A Quiet Place: the Makings of a Sleep Sanctuary

Woman sleeping in bed

If you’re not sleeping soundly, there might be something wrong with your bedroom. It’s not the Pinterest-worthy accent walls or the eclectic vanity table. It’s more of the elements that aren’t pretty. If you want to turn your pretty bedroom into a sleep sanctuary, these are the things that you should pay attention to:


Specifically, the absence of it. Darkness is crucial to sleep as it sends an important signal to the body that it’s time to rest. The pineal gland produces melatonin (aptly called darkness hormone), the brain chemical that regulates sleep. As this happens, your body goes into rest mode. The muscles start to relax, the body temperature drops, and the drowsiness increases. So for the ideal sleeping environment, keep your room dark. Turn off that bedside lamp. Draw the curtains if you don’t want sudden lights from passing cars or your neighbor’s television to interrupt your slumber. Most importantly, put away your gadgets. The blue light coming from your phone delays the release of melatonin — it’s the darkness hormone, remember — which means you will find it more challenging to get some shut-eye after you enjoy perusing someone’s social media profile.

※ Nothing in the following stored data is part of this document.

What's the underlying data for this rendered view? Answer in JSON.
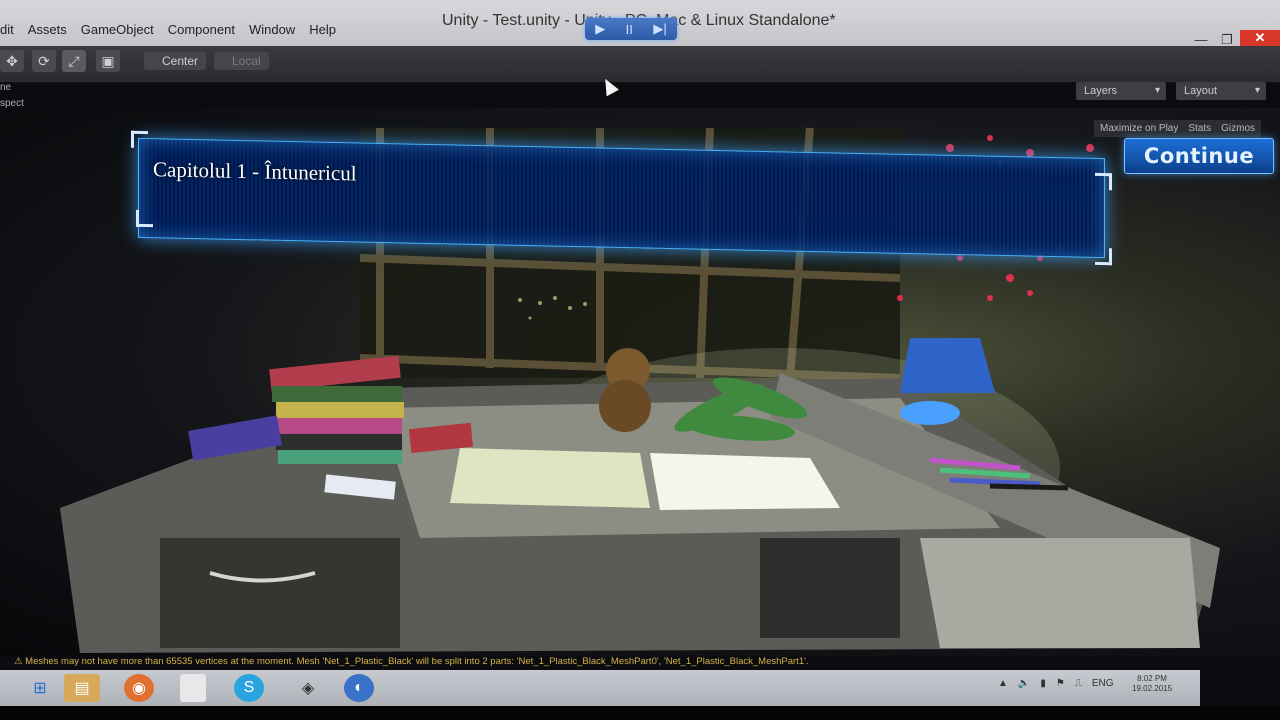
{
  "window": {
    "title": "Unity - Test.unity - Unity - PC, Mac & Linux Standalone*",
    "min_symbol": "—",
    "max_symbol": "❐",
    "close_symbol": "✕"
  },
  "menu": [
    "dit",
    "Assets",
    "GameObject",
    "Component",
    "Window",
    "Help"
  ],
  "toolbar": {
    "tools": [
      "move-icon",
      "rotate-icon",
      "scale-icon",
      "rect-icon"
    ],
    "pivot_center": "Center",
    "pivot_local": "Local",
    "play_icons": [
      "▶",
      "II",
      "▶|"
    ],
    "layers": "Layers",
    "layout": "Layout"
  },
  "side_labels": [
    "ne",
    "spect"
  ],
  "game_view": {
    "maximize_on_play": "Maximize on Play",
    "stats": "Stats",
    "gizmos": "Gizmos",
    "chapter_title": "Capitolul 1 - Întunericul",
    "continue_label": "Continue"
  },
  "console": {
    "message": "⚠ Meshes may not have more than 65535 vertices at the moment. Mesh 'Net_1_Plastic_Black' will be split into 2 parts: 'Net_1_Plastic_Black_MeshPart0', 'Net_1_Plastic_Black_MeshPart1'.",
    "color": "#d6b34c"
  },
  "taskbar": {
    "apps": [
      "windows-start-icon",
      "file-explorer-icon",
      "firefox-icon",
      "blank-app-icon",
      "skype-icon",
      "unity-icon",
      "app-icon"
    ],
    "language": "ENG",
    "time": "8:02 PM",
    "date": "19.02.2015"
  },
  "colors": {
    "banner_border": "#46b3ff",
    "continue_bg": "#1c6fd8",
    "play_active": "#4a79c7"
  }
}
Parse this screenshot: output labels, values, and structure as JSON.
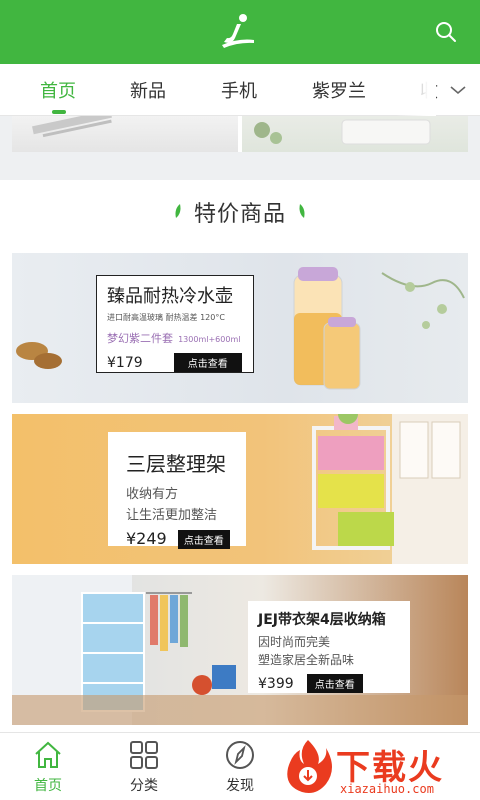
{
  "tabs": [
    {
      "label": "首页",
      "active": true
    },
    {
      "label": "新品"
    },
    {
      "label": "手机"
    },
    {
      "label": "紫罗兰"
    },
    {
      "label": "收"
    }
  ],
  "section": {
    "title": "特价商品"
  },
  "banners": [
    {
      "title": "臻品耐热冷水壶",
      "line1": "进口耐高温玻璃 耐热温差 120°C",
      "line2": "梦幻紫二件套",
      "line2_note": "1300ml+600ml",
      "price": "¥179",
      "cta": "点击查看"
    },
    {
      "title": "三层整理架",
      "line1": "收纳有方",
      "line2": "让生活更加整洁",
      "price": "¥249",
      "cta": "点击查看"
    },
    {
      "title": "JEJ带衣架4层收纳箱",
      "line1": "因时尚而完美",
      "line2": "塑造家居全新品味",
      "price": "¥399",
      "cta": "点击查看"
    }
  ],
  "bottom_nav": [
    {
      "label": "首页",
      "icon": "home-icon",
      "active": true
    },
    {
      "label": "分类",
      "icon": "grid-icon"
    },
    {
      "label": "发现",
      "icon": "compass-icon"
    }
  ],
  "watermark": {
    "text": "下载火",
    "sub": "xiazaihuo.com"
  },
  "colors": {
    "brand": "#41b640",
    "text": "#333333",
    "watermark": "#ea3b1f"
  }
}
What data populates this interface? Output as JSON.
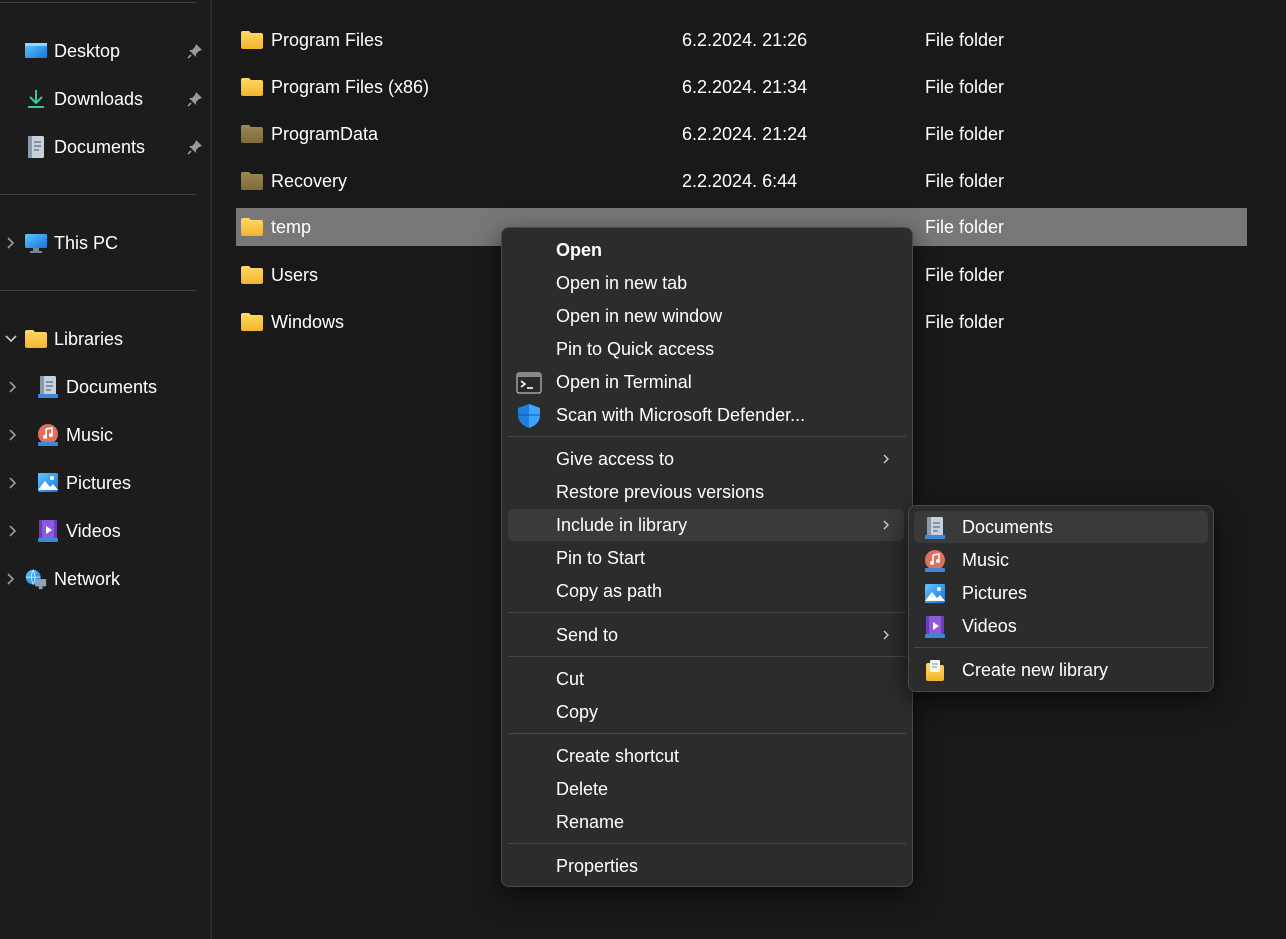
{
  "sidebar": {
    "quick_access": [
      {
        "label": "Desktop",
        "icon": "desktop-icon",
        "pinned": true
      },
      {
        "label": "Downloads",
        "icon": "downloads-icon",
        "pinned": true
      },
      {
        "label": "Documents",
        "icon": "documents-icon",
        "pinned": true
      }
    ],
    "this_pc": {
      "label": "This PC",
      "icon": "this-pc-icon"
    },
    "libraries": {
      "label": "Libraries",
      "icon": "libraries-folder-icon",
      "expanded": true,
      "children": [
        {
          "label": "Documents",
          "icon": "documents-icon"
        },
        {
          "label": "Music",
          "icon": "music-icon"
        },
        {
          "label": "Pictures",
          "icon": "pictures-icon"
        },
        {
          "label": "Videos",
          "icon": "videos-icon"
        }
      ]
    },
    "network": {
      "label": "Network",
      "icon": "network-icon"
    }
  },
  "files": [
    {
      "name": "Program Files",
      "date": "6.2.2024. 21:26",
      "type": "File folder",
      "icon": "folder-icon"
    },
    {
      "name": "Program Files (x86)",
      "date": "6.2.2024. 21:34",
      "type": "File folder",
      "icon": "folder-icon"
    },
    {
      "name": "ProgramData",
      "date": "6.2.2024. 21:24",
      "type": "File folder",
      "icon": "folder-hidden-icon"
    },
    {
      "name": "Recovery",
      "date": "2.2.2024. 6:44",
      "type": "File folder",
      "icon": "folder-hidden-icon"
    },
    {
      "name": "temp",
      "date": "",
      "type": "File folder",
      "icon": "folder-icon",
      "selected": true
    },
    {
      "name": "Users",
      "date": "",
      "type": "File folder",
      "icon": "folder-icon"
    },
    {
      "name": "Windows",
      "date": "",
      "type": "File folder",
      "icon": "folder-icon"
    }
  ],
  "context_menu": {
    "items": [
      {
        "label": "Open",
        "bold": true
      },
      {
        "label": "Open in new tab"
      },
      {
        "label": "Open in new window"
      },
      {
        "label": "Pin to Quick access"
      },
      {
        "label": "Open in Terminal",
        "icon": "terminal-icon"
      },
      {
        "label": "Scan with Microsoft Defender...",
        "icon": "defender-shield-icon"
      },
      {
        "label": "Give access to",
        "submenu": true
      },
      {
        "label": "Restore previous versions"
      },
      {
        "label": "Include in library",
        "submenu": true,
        "highlighted": true
      },
      {
        "label": "Pin to Start"
      },
      {
        "label": "Copy as path"
      },
      {
        "label": "Send to",
        "submenu": true
      },
      {
        "label": "Cut"
      },
      {
        "label": "Copy"
      },
      {
        "label": "Create shortcut"
      },
      {
        "label": "Delete"
      },
      {
        "label": "Rename"
      },
      {
        "label": "Properties"
      }
    ]
  },
  "library_submenu": {
    "items": [
      {
        "label": "Documents",
        "icon": "documents-icon",
        "highlighted": true
      },
      {
        "label": "Music",
        "icon": "music-icon"
      },
      {
        "label": "Pictures",
        "icon": "pictures-icon"
      },
      {
        "label": "Videos",
        "icon": "videos-icon"
      },
      {
        "label": "Create new library",
        "icon": "new-library-icon"
      }
    ]
  },
  "colors": {
    "background": "#191919",
    "menu_background": "#2c2c2c",
    "selected_row": "#777777",
    "folder_yellow": "#f8c74a",
    "accent_blue": "#2b8ae6"
  }
}
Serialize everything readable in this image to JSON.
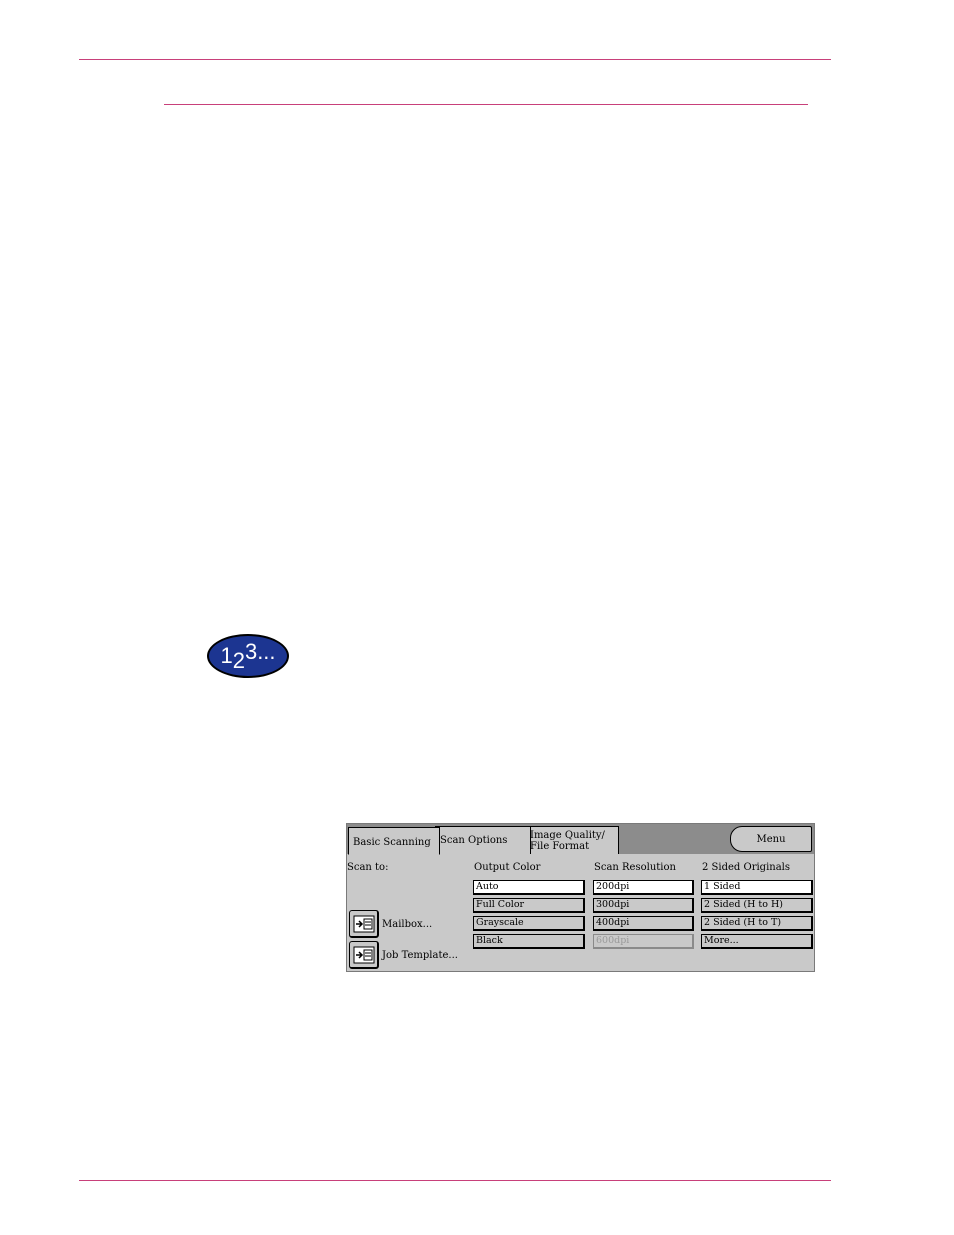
{
  "step_badge": {
    "text": "1",
    "sub": "2",
    "rest": "3..."
  },
  "panel": {
    "tabs": {
      "basic": "Basic Scanning",
      "scan_options": "Scan Options",
      "image_quality": "Image Quality/\nFile Format"
    },
    "menu_label": "Menu",
    "scan_to": {
      "heading": "Scan to:",
      "mailbox": "Mailbox...",
      "job_template": "Job Template..."
    },
    "output_color": {
      "heading": "Output Color",
      "options": [
        "Auto",
        "Full Color",
        "Grayscale",
        "Black"
      ],
      "selected": "Auto"
    },
    "scan_resolution": {
      "heading": "Scan Resolution",
      "options": [
        "200dpi",
        "300dpi",
        "400dpi",
        "600dpi"
      ],
      "selected": "200dpi",
      "disabled": "600dpi"
    },
    "sided_originals": {
      "heading": "2 Sided Originals",
      "options": [
        "1 Sided",
        "2 Sided (H to H)",
        "2 Sided (H to T)",
        "More..."
      ],
      "selected": "1 Sided"
    }
  },
  "colors": {
    "rule": "#c8407a",
    "badge": "#1c3591",
    "panel": "#c9c9c9"
  }
}
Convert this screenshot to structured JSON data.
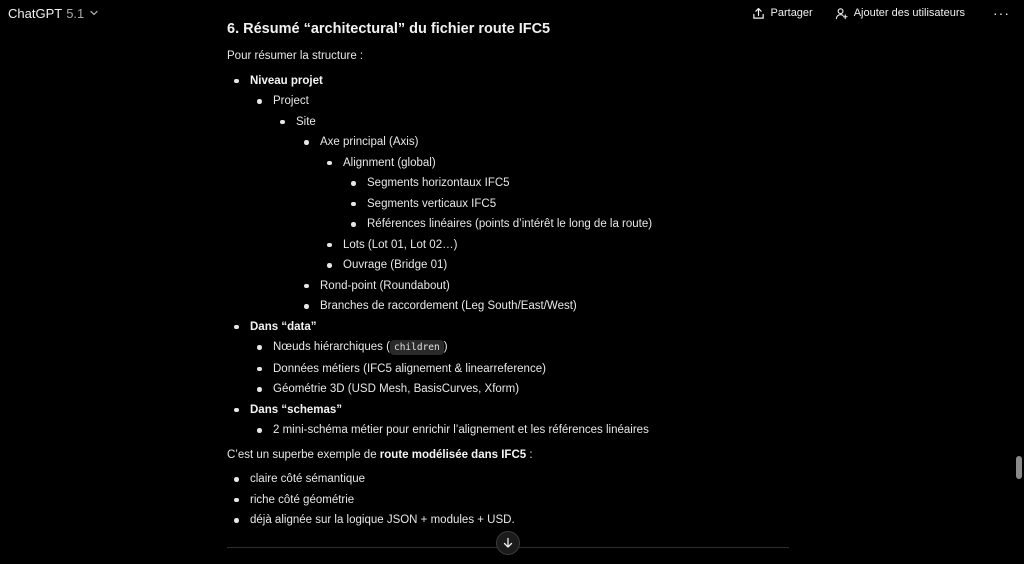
{
  "header": {
    "model_name": "ChatGPT",
    "model_version": "5.1",
    "share_label": "Partager",
    "add_users_label": "Ajouter des utilisateurs",
    "more_label": "···"
  },
  "article": {
    "heading": "6. Résumé “architectural” du fichier route IFC5",
    "intro": "Pour résumer la structure :",
    "tree": [
      {
        "text": "Niveau projet"
      },
      {
        "text": "Project"
      },
      {
        "text": "Site"
      },
      {
        "text": "Axe principal (Axis)"
      },
      {
        "text": "Alignment (global)"
      },
      {
        "text": "Segments horizontaux IFC5"
      },
      {
        "text": "Segments verticaux IFC5"
      },
      {
        "text": "Références linéaires (points d’intérêt le long de la route)"
      },
      {
        "text": "Lots (Lot 01, Lot 02…)"
      },
      {
        "text": "Ouvrage (Bridge 01)"
      },
      {
        "text": "Rond-point (Roundabout)"
      },
      {
        "text": "Branches de raccordement (Leg South/East/West)"
      },
      {
        "text": "Dans “data”"
      },
      {
        "text_before": "Nœuds hiérarchiques (",
        "code": "children",
        "text_after": ")"
      },
      {
        "text": "Données métiers (IFC5 alignement & linearreference)"
      },
      {
        "text": "Géométrie 3D (USD Mesh, BasisCurves, Xform)"
      },
      {
        "text": "Dans “schemas”"
      },
      {
        "text": "2 mini-schéma métier pour enrichir l’alignement et les références linéaires"
      }
    ],
    "summary_before": "C’est un superbe exemple de ",
    "summary_bold": "route modélisée dans IFC5",
    "summary_after": " :",
    "bullets": [
      "claire côté sémantique",
      "riche côté géométrie",
      "déjà alignée sur la logique JSON + modules + USD."
    ]
  },
  "colors": {
    "background": "#000000",
    "text": "#e8e8e8",
    "code_bg": "#2a2a2a",
    "scrollbar": "#8a8a8a"
  },
  "icons": {
    "share": "share-icon",
    "add_user": "add-user-icon",
    "more": "more-icon",
    "scroll_down": "arrow-down-icon",
    "model_chevron": "chevron-down-icon"
  }
}
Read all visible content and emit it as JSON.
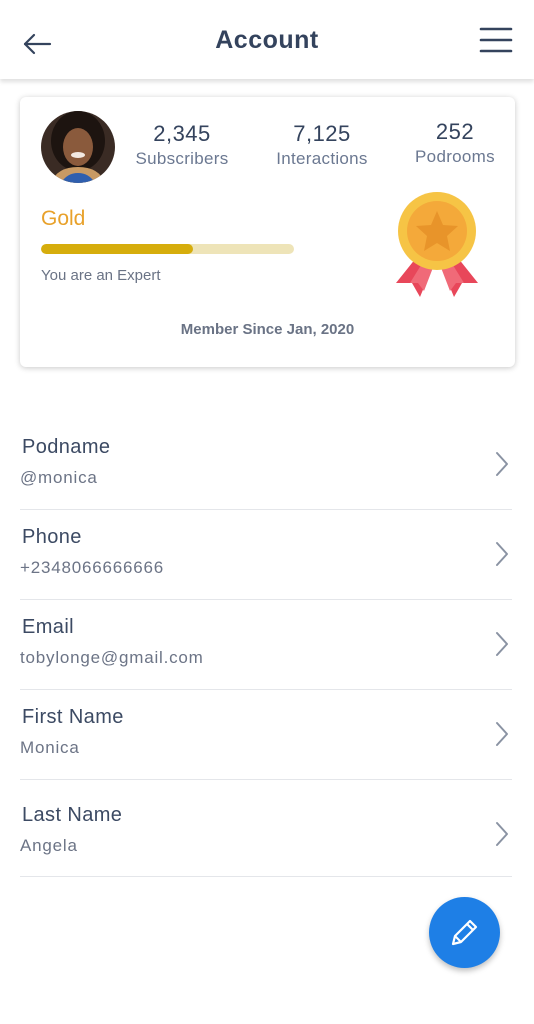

When the body prepares you for slumber, your internal temperature goes down. This is one of the things that make you sleepy. When you’re in a cold room, that mechanism or process becomes easier for the body. The opposite is true as well. When you’re in a warm or hot room, you’ll find yourself unable to fall asleep faster or stay asleep through the night. You wake up all sweaty, and when you try to get up to wipe the sweat off or adjust your room thermostat, you’re already wide-eyed by the time you go back to bed. So just before hitting the sack, keep your space cool already. If you’re still relying on old open windows and ceiling fans, consider investing in air conditioning installation. Salt Lake City experts recommend setting the thermostat at 60-67 degrees Fahrenheit. Set this temperature at least an hour before hopping onto your bed.

man snoring in his sleep


Sounds that are almost unnoticeable when you’re awake can be annoying when you catch them when you’re nap mode. They’re notorious for disrupting the light stages of sleep; they make it hard to go back to dreamland. And mind you, even if you manage to go back to sleep, the brain still processes the noises. This creates restlessness, ruining sleep quality and the transition from light to deep sleep. So make it a priority to reduce the noises in your room. These include your relatives’ chattering in the living room, your neighbor’s music, or the cars’ engines on the road. You can use rugs or carpets, draw the curtains, and wear earplugs. If these don’t work, try playing white noise in the background.

In your busyness to make the perfect bedroom, you might have fixated on how it looks more than how it functions. Your space is supposed to be a sleep sanctuary, so make it one.